话题中心的岑湘丝毫未觉,她站在门外,默默地听着丁令德与宋颖话别:“宋姑娘,我一见你便觉投缘,今后你去了京城,若是无人照应,可去祁王府投奔。”

    岑湘有些诧异,丁令德竟直接说出了他们的身份,但他毕竟是个下人,敢这样直接邀请客人来王府,多半也已知会过秦晔,可宋姑娘只这几天的功夫,便已经让他卸下防备了吗?

    冷静如宋颖也有些诧异,但她从善如流的接过了信物,又道了声多谢。

    临别时她又想起丁令德之前曾经提起过的宋家村,总觉得分外熟悉,不由有些在意,便张口询问宋家庄的具体位置。

    丁令德支支吾吾,只说:“若是到了京城,我们还有机会再见,到那时在与宋姑娘详细说吧。”

    他这样说了,宋颖便不再追问,几人挥挥手他们分道扬镳了。

    见里头两人还在说话,丁令德双手垫在脑袋后面,闲闲地说:“我说小主子,你不是喜欢严家那位公子,怎么还和霍家这位勾搭上了?”

    “什么叫勾搭?嘴巴放干净点!”岑湘横眉冷对,她发现丁令德这人真是狗嘴里吐不出象牙,“还有,我也不喜欢严公子好吗?你怎么这么喜欢胡说八道?

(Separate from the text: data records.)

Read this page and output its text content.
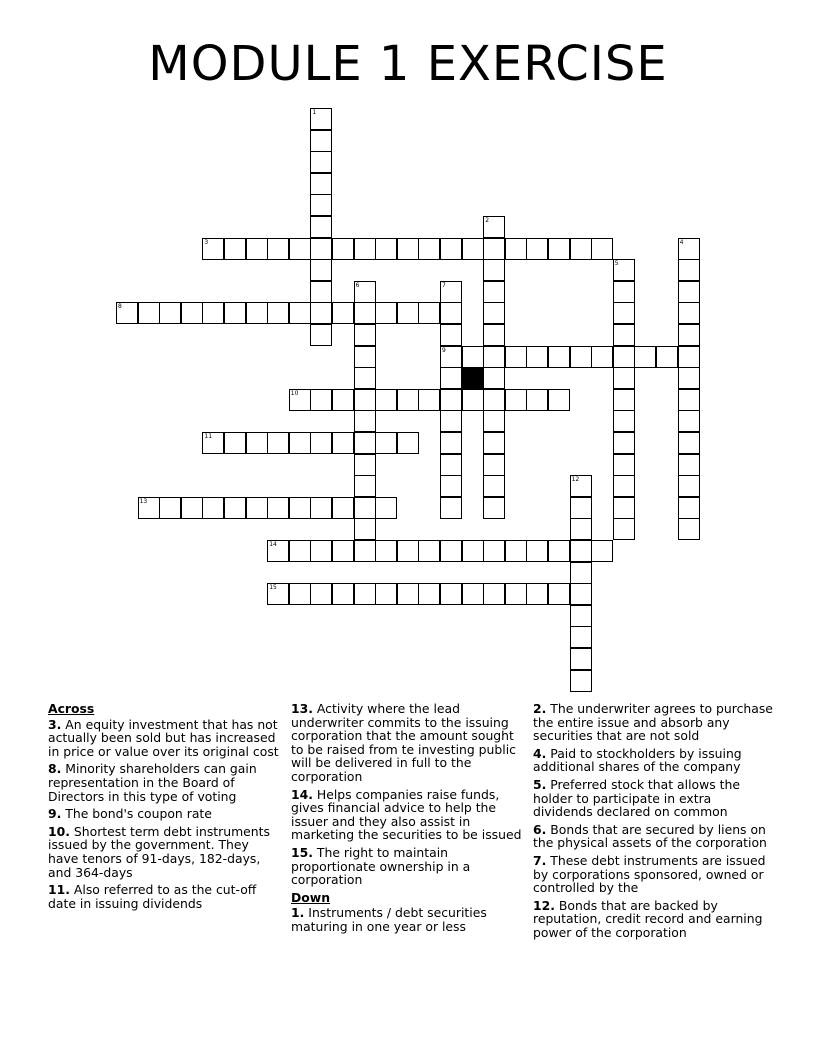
MODULE 1 EXERCISE
1
2
3	4
5
6	7
8
9
10
11
12
13
14
15
Across
3. An equity investment that has not actually been sold but has increased in price or value over its original cost
8. Minority shareholders can gain representation in the Board of Directors in this type of voting
9. The bond's coupon rate
10. Shortest term debt instruments issued by the government. They have tenors of 91-days, 182-days, and 364-days
11. Also referred to as the cut-off date in issuing dividends
13. Activity where the lead underwriter commits to the issuing corporation that the amount sought to be raised from te investing public will be delivered in full to the corporation
14. Helps companies raise funds, gives financial advice to help the issuer and they also assist in marketing the securities to be issued
15. The right to maintain proportionate ownership in a corporation
Down
1. Instruments / debt securities maturing in one year or less
2. The underwriter agrees to purchase the entire issue and absorb any securities that are not sold
4. Paid to stockholders by issuing additional shares of the company
5. Preferred stock that allows the holder to participate in extra dividends declared on common
6. Bonds that are secured by liens on the physical assets of the corporation
7. These debt instruments are issued by corporations sponsored, owned or controlled by the
12. Bonds that are backed by reputation, credit record and earning power of the corporation
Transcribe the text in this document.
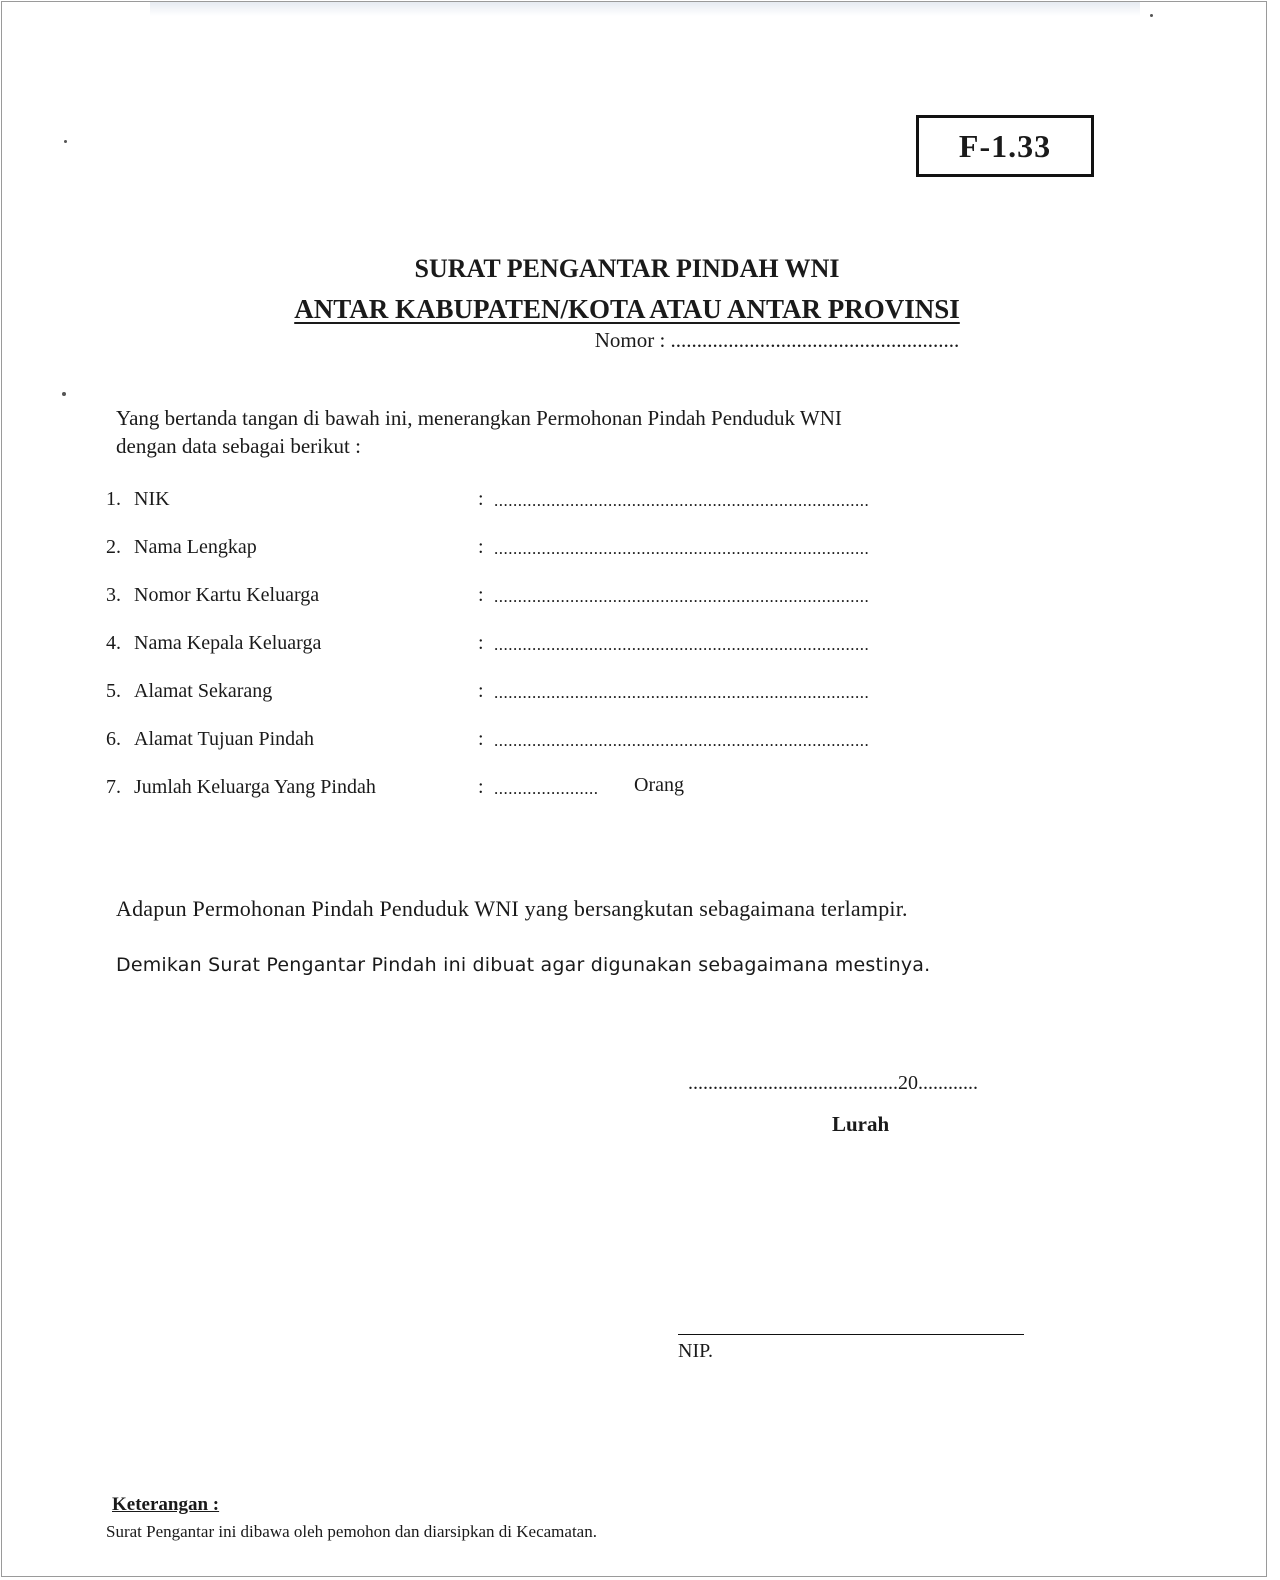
F-1.33
SURAT PENGANTAR PINDAH WNI
ANTAR KABUPATEN/KOTA ATAU ANTAR PROVINSI
Nomor : .......................................................
Yang bertanda tangan di bawah ini, menerangkan Permohonan Pindah Penduduk WNI
dengan data sebagai berikut :
1. NIK	: ...............................................................................
2. Nama Lengkap	: ...............................................................................
3. Nomor Kartu Keluarga	: ...............................................................................
4. Nama Kepala Keluarga	: ...............................................................................
5. Alamat Sekarang	: ...............................................................................
6. Alamat Tujuan Pindah	: ...............................................................................
7. Jumlah Keluarga Yang Pindah	: ......................	Orang
Adapun Permohonan Pindah Penduduk WNI yang bersangkutan sebagaimana terlampir.
Demikan Surat Pengantar Pindah ini dibuat agar digunakan sebagaimana mestinya.
..........................................20............
Lurah
NIP.
Keterangan :
Surat Pengantar ini dibawa oleh pemohon dan diarsipkan di Kecamatan.
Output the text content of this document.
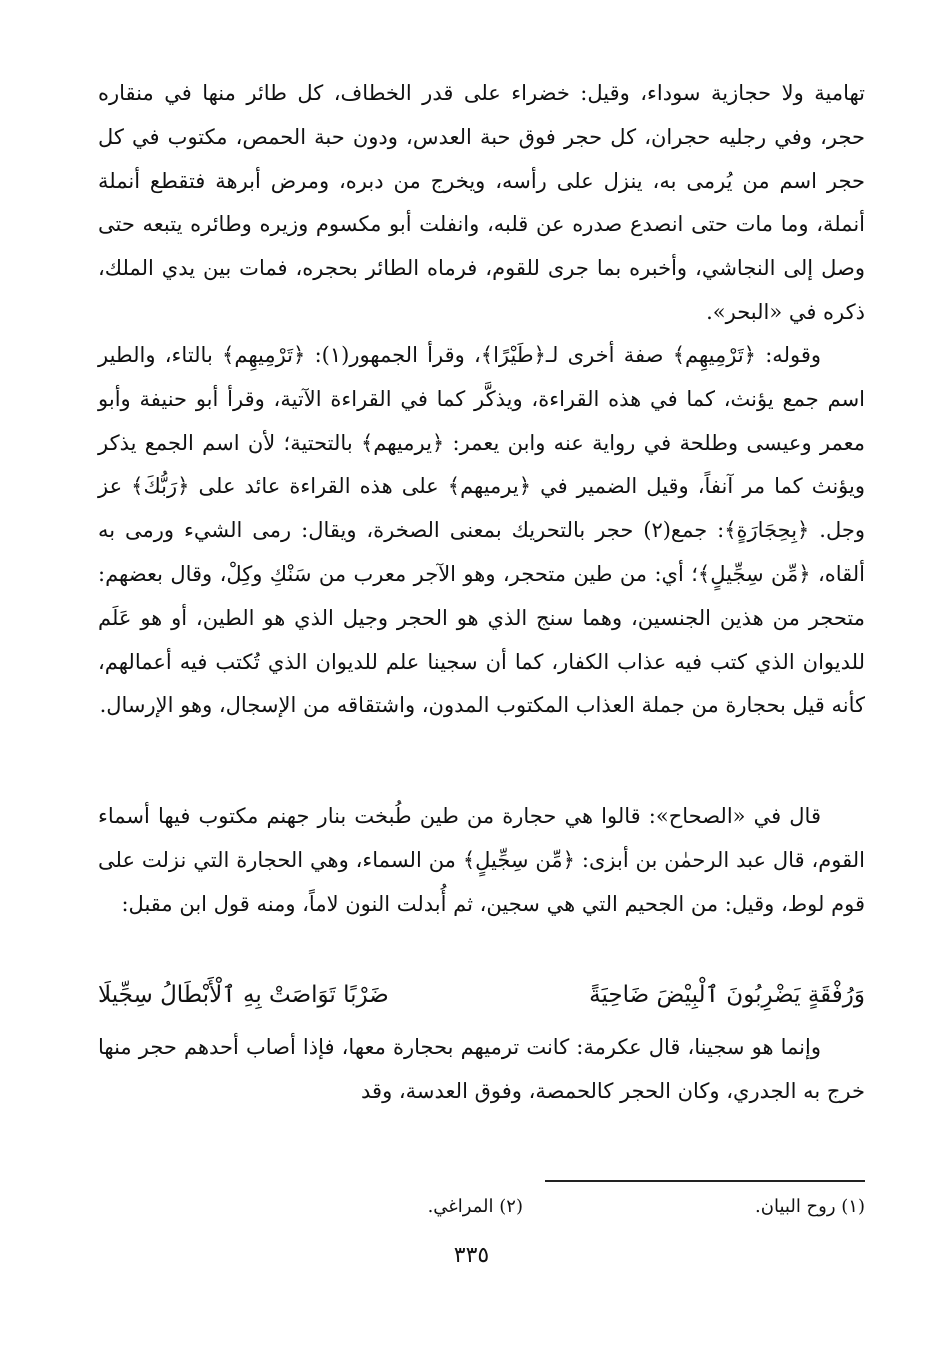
تهامية ولا حجازية سوداء، وقيل: خضراء على قدر الخطاف، كل طائر منها في منقاره حجر، وفي رجليه حجران، كل حجر فوق حبة العدس، ودون حبة الحمص، مكتوب في كل حجر اسم من يُرمى به، ينزل على رأسه، ويخرج من دبره، ومرض أبرهة فتقطع أنملة أنملة، وما مات حتى انصدع صدره عن قلبه، وانفلت أبو مكسوم وزيره وطائره يتبعه حتى وصل إلى النجاشي، وأخبره بما جرى للقوم، فرماه الطائر بحجره، فمات بين يدي الملك، ذكره في «البحر».

وقوله: ﴿تَرْمِيهِم﴾ صفة أخرى لـ﴿طَيْرًا﴾، وقرأ الجمهور(١): ﴿تَرْمِيهِم﴾ بالتاء، والطير اسم جمع يؤنث، كما في هذه القراءة، ويذكَّر كما في القراءة الآتية، وقرأ أبو حنيفة وأبو معمر وعيسى وطلحة في رواية عنه وابن يعمر: ﴿يرميهم﴾ بالتحتية؛ لأن اسم الجمع يذكر ويؤنث كما مر آنفاً، وقيل الضمير في ﴿يرميهم﴾ على هذه القراءة عائد على ﴿رَبُّكَ﴾ عز وجل. ﴿بِحِجَارَةٍ﴾: جمع(٢) حجر بالتحريك بمعنى الصخرة، ويقال: رمى الشيء ورمى به ألقاه، ﴿مِّن سِجِّيلٍ﴾؛ أي: من طين متحجر، وهو الآجر معرب من سَنْكِ وكِلْ، وقال بعضهم: متحجر من هذين الجنسين، وهما سنج الذي هو الحجر وجيل الذي هو الطين، أو هو عَلَم للديوان الذي كتب فيه عذاب الكفار، كما أن سجينا علم للديوان الذي تُكتب فيه أعمالهم، كأنه قيل بحجارة من جملة العذاب المكتوب المدون، واشتقاقه من الإسجال، وهو الإرسال.

قال في «الصحاح»: قالوا هي حجارة من طين طُبخت بنار جهنم مكتوب فيها أسماء القوم، قال عبد الرحمٰن بن أبزى: ﴿مِّن سِجِّيلٍ﴾ من السماء، وهي الحجارة التي نزلت على قوم لوط، وقيل: من الجحيم التي هي سجين، ثم أُبدلت النون لاماً، ومنه قول ابن مقبل:

وَرُفْقَةٍ يَضْرِبُونَ ٱلْبِيْضَ ضَاحِيَةً
ضَرْبًا تَوَاصَتْ بِهِ ٱلْأَبْطَالُ سِجِّيلَا

وإنما هو سجينا، قال عكرمة: كانت ترميهم بحجارة معها، فإذا أصاب أحدهم حجر منها خرج به الجدري، وكان الحجر كالحمصة، وفوق العدسة، وقد

(١) روح البيان.
(٢) المراغي.
٣٣٥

    “我哪有胡说?那日品学会上你无故为他出头,不是喜欢严公子是什么?”

    岑湘被丁令德强大的联想能力给气笑了:“那你们王爷还说我对他情根深种呢,你觉得我有吗?”

    丁令德咂摸了一阵,没有说话。

    岑湘觉得将她和严景城凑一对这种想法实在过于荒唐,申明道:“总之,我对严家那位公子半点兴趣也没有!”

    丁令德道:“有也没用,你已经是我们王爷的侧妃啦。”

    ……

    秦晔挑衅完霍闲陵,出来便见到岑湘与丁令德扭打在一起,岑湘一边奋力挥动着自己细白的胳膊,嘴上还在喊着:“我撕烂你的嘴!”

    丁令德一边躲闪,一边叫屈:“小主子,我什么也没说呀!”

    秦晔觉得这两人真是没一天能安生的,此行还不如自己独自上路好了。

    -

    这一天云开日出,惠风和畅,自与宋颖一行分别已过去数日。

    这一路岑湘有过许多疑惑,比如在绥城那些刺杀的人是什么身份?比如秦晔举止分明不带凶狠戾气,那些传言又是何来?比如……

    算了,岑湘想:想那么多又有何用,她只想赶紧找到姜问药治好太后,解了傅家的禁足。

    好在最近沿途还是得到了一些好消息,据说咸德帝派庸王与大理寺调查太后的案件,庸王绞尽脑汁,从“苦尽”的源头去查,认为这药非是大胤境内的,流通不多,京城能够获得的渠道更少,便着手调查一些地下的暗线交易。

    只是如今进行到了哪一步,岑湘却不得而知。

    她这些日子跟着秦晔与丁令德,吃穿倒是不用愁了,但一路马不停蹄的,她先前憋着一口气又是抄近道又是孤身与各类陌生人斗智斗勇,在离开任府之后,这一口气仿佛突然消失了,于是这夜以继日的赶路便成了负担,可把她累的够呛。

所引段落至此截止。